The earnings call highlights strong financial metrics, including record monthly transacting users and consistent EBITDA improvement. The raised EBITDA outlook and strategic focus on growth and cost efficiency are positive indicators. Despite some uncertainties in management responses, the overall sentiment is positive, supported by strong market position and potential in advertising and financial services.

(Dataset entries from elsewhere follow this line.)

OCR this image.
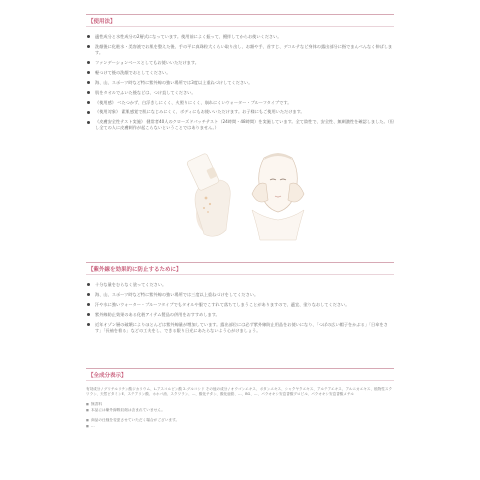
【使用法】
適性成分と水性成分の2層式になっています。使用前によく振って、攪拌してからお使いください。
洗顔後に化粧水・美容液でお肌を整えた後、手の平に真珠粒大くらい取り出し、お額や手、首すじ、デコルテなど身体の露出部分に指でまんべんなく伸ばします。
ファンデーションベースとしてもお使いいただけます。
軽つけて後の洗顔でおとしてください。
海、山、スポーツ時など特に紫外線の強い場所では3度以上重ねづけしてください。
肌をタオルでふいた後などは、つけ直してください。
《使用感》 べたつかず、白浮きしにくく、火照りにくく、崩れにくいウォーター・プルーフタイプです。
《使用対象》 素肌感覚で肌になじみにくく、ボディにもお使いいただけます。お子様にもご使用いただけます。
《皮膚安全性テスト実施》 健常者40人のクローズドパッチテスト（24時間・48時間）を実施しています。全て陰性で、安全性、無刺激性を確認しました。（但し全ての人に皮膚刺作が起こらないということではありません。）
【紫外線を効果的に防止するために】
十分な量をむらなく塗ってください。
海、山、スポーツ時など特に紫外線の強い場所では三度以上重ねづけをしてください。
汗や水に強いウォーター・プルーフタイプでもタオルや服でこすれて落ちてしまうことがありますので、適宜、塗りなおしてください。
紫外線防止効果のある化粧アイテム製品の併用をおすすめします。
近年オゾン層の破壊によりほとんどは紫外線量が増加しています。露出部位には必ず紫外線防止用品をお使いになり、「つばの広い帽子をかぶる」「日傘をさす」「長袖を着る」などの工夫をし、できる限り日光にあたらないよう心がけましょう。
【全成分表示】

有効成分 / グリチルリチン酸ジカリウム、L-アスコルビン酸 2-グルコシド その他の成分 / オウゴンエキス、ボタンエキス、シャクヤクエキス、アルテアエキス、アルニカエキス、植物性スクワラン、天然ビタミンE、ステアリン酸、ホホバ油、スクワラン、…、酸化チタン、酸化亜鉛、…、BG、…、パラオキシ安息香酸プロピル、パラオキシ安息香酸メチル

■ 無香料
■ 本品には紫外線吸収剤は含まれていません。
■ 商品の仕様を変更させていただく場合がございます。
■ …
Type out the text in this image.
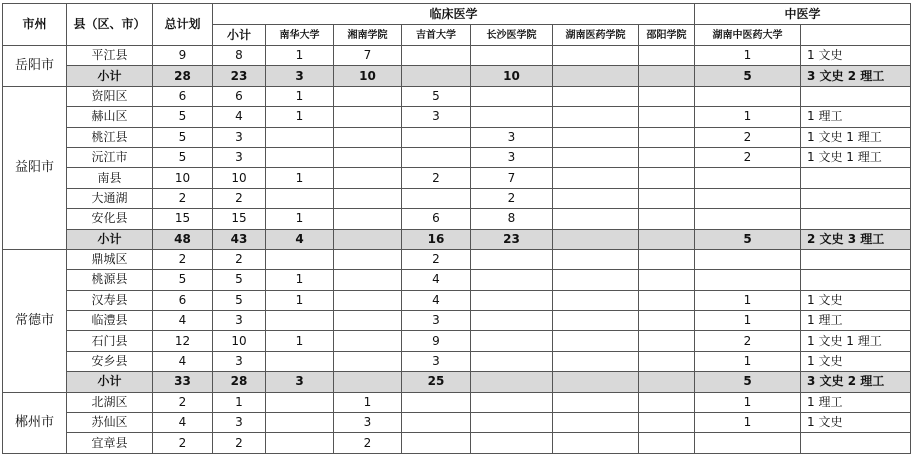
市州	县（区、市）	总计划	临床医学							中医学	
			小计	南华大学	湘南学院	吉首大学	长沙医学院	湖南医药学院	邵阳学院	湖南中医药大学	
岳阳市	平江县	9	8	1	7					1	1 文史
	小计	28	23	3	10		10			5	3 文史 2 理工
益阳市	资阳区	6	6	1		5					
	赫山区	5	4	1		3				1	1 理工
	桃江县	5	3				3			2	1 文史 1 理工
	沅江市	5	3				3			2	1 文史 1 理工
	南县	10	10	1		2	7				
	大通湖	2	2				2				
	安化县	15	15	1		6	8				
	小计	48	43	4		16	23			5	2 文史 3 理工
常德市	鼎城区	2	2			2					
	桃源县	5	5	1		4					
	汉寿县	6	5	1		4				1	1 文史
	临澧县	4	3			3				1	1 理工
	石门县	12	10	1		9				2	1 文史 1 理工
	安乡县	4	3			3				1	1 文史
	小计	33	28	3		25				5	3 文史 2 理工
郴州市	北湖区	2	1		1					1	1 理工
	苏仙区	4	3		3					1	1 文史
	宜章县	2	2		2						
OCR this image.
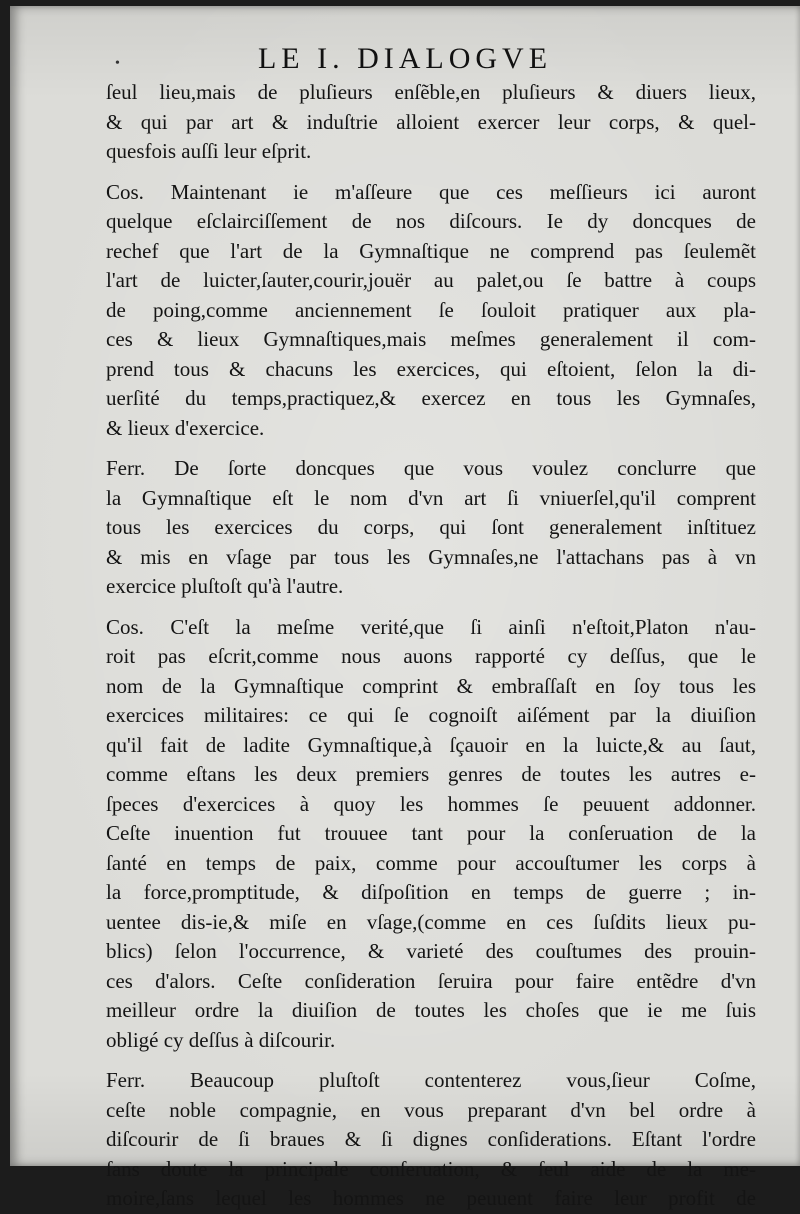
•	LE I. DIALOGVE
ſeul lieu,mais de pluſieurs enſẽble,en pluſieurs & diuers lieux,
& qui par art & induſtrie alloient exercer leur corps, & quel-
quesfois auſſi leur eſprit.
Cos. Maintenant ie m'aſſeure que ces meſſieurs ici auront
quelque eſclairciſſement de nos diſcours. Ie dy doncques de
rechef que l'art de la Gymnaſtique ne comprend pas ſeulemẽt
l'art de luicter,ſauter,courir,jouër au palet,ou ſe battre à coups
de poing,comme anciennement ſe ſouloit pratiquer aux pla-
ces & lieux Gymnaſtiques,mais meſmes generalement il com-
prend tous & chacuns les exercices, qui eſtoient, ſelon la di-
uerſité du temps,practiquez,& exercez en tous les Gymnaſes,
& lieux d'exercice.
Ferr. De ſorte doncques que vous voulez conclurre que
la Gymnaſtique eſt le nom d'vn art ſi vniuerſel,qu'il comprent
tous les exercices du corps, qui ſont generalement inſtituez
& mis en vſage par tous les Gymnaſes,ne l'attachans pas à vn
exercice pluſtoſt qu'à l'autre.
Cos. C'eſt la meſme verité,que ſi ainſi n'eſtoit,Platon n'au-
roit pas eſcrit,comme nous auons rapporté cy deſſus, que le
nom de la Gymnaſtique comprint & embraſſaſt en ſoy tous les
exercices militaires: ce qui ſe cognoiſt aiſément par la diuiſion
qu'il fait de ladite Gymnaſtique,à ſçauoir en la luicte,& au ſaut,
comme eſtans les deux premiers genres de toutes les autres e-
ſpeces d'exercices à quoy les hommes ſe peuuent addonner.
Ceſte inuention fut trouuee tant pour la conſeruation de la
ſanté en temps de paix, comme pour accouſtumer les corps à
la force,promptitude, & diſpoſition en temps de guerre ; in-
uentee dis-ie,& miſe en vſage,(comme en ces ſuſdits lieux pu-
blics) ſelon l'occurrence, & varieté des couſtumes des prouin-
ces d'alors. Ceſte conſideration ſeruira pour faire entẽdre d'vn
meilleur ordre la diuiſion de toutes les choſes que ie me ſuis
obligé cy deſſus à diſcourir.
Ferr. Beaucoup pluſtoſt contenterez vous,ſieur Coſme,
ceſte noble compagnie, en vous preparant d'vn bel ordre à
diſcourir de ſi braues & ſi dignes conſiderations. Eſtant l'ordre
ſans doute la principale conſeruation, & ſeul aide de la me-
moire,ſans lequel les hommes ne peuuent faire leur profit de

The earnings call highlights strong financial performance with positive adjusted EBITDA and free cash flow, along with raised guidance. The Q&A section indicates management's confidence in demand resilience and profitability improvement despite macroeconomic concerns. The company is also experiencing growth in transacting users and has outperformed competitors in key markets. However, global macroeconomic uncertainty and competitive pressures pose risks. Overall, the positive financial outlook and management's strategic focus on growth and efficiency suggest a positive stock price reaction.
The earnings call revealed strong financial performance with positive adjusted EBITDA and free cash flow, as well as 20% growth in on-demand GMV. Despite competitive pressures and regulatory risks, the company maintains a focus on growth and profitability. The Q&A session highlighted ongoing efforts to optimize costs and grow margins, especially in mobility, with a positive outlook on cross-selling and AI enhancements. The sentiment is positive due to robust financial metrics and strategic growth initiatives, suggesting a likely stock price increase of 2% to 8% over the next two weeks.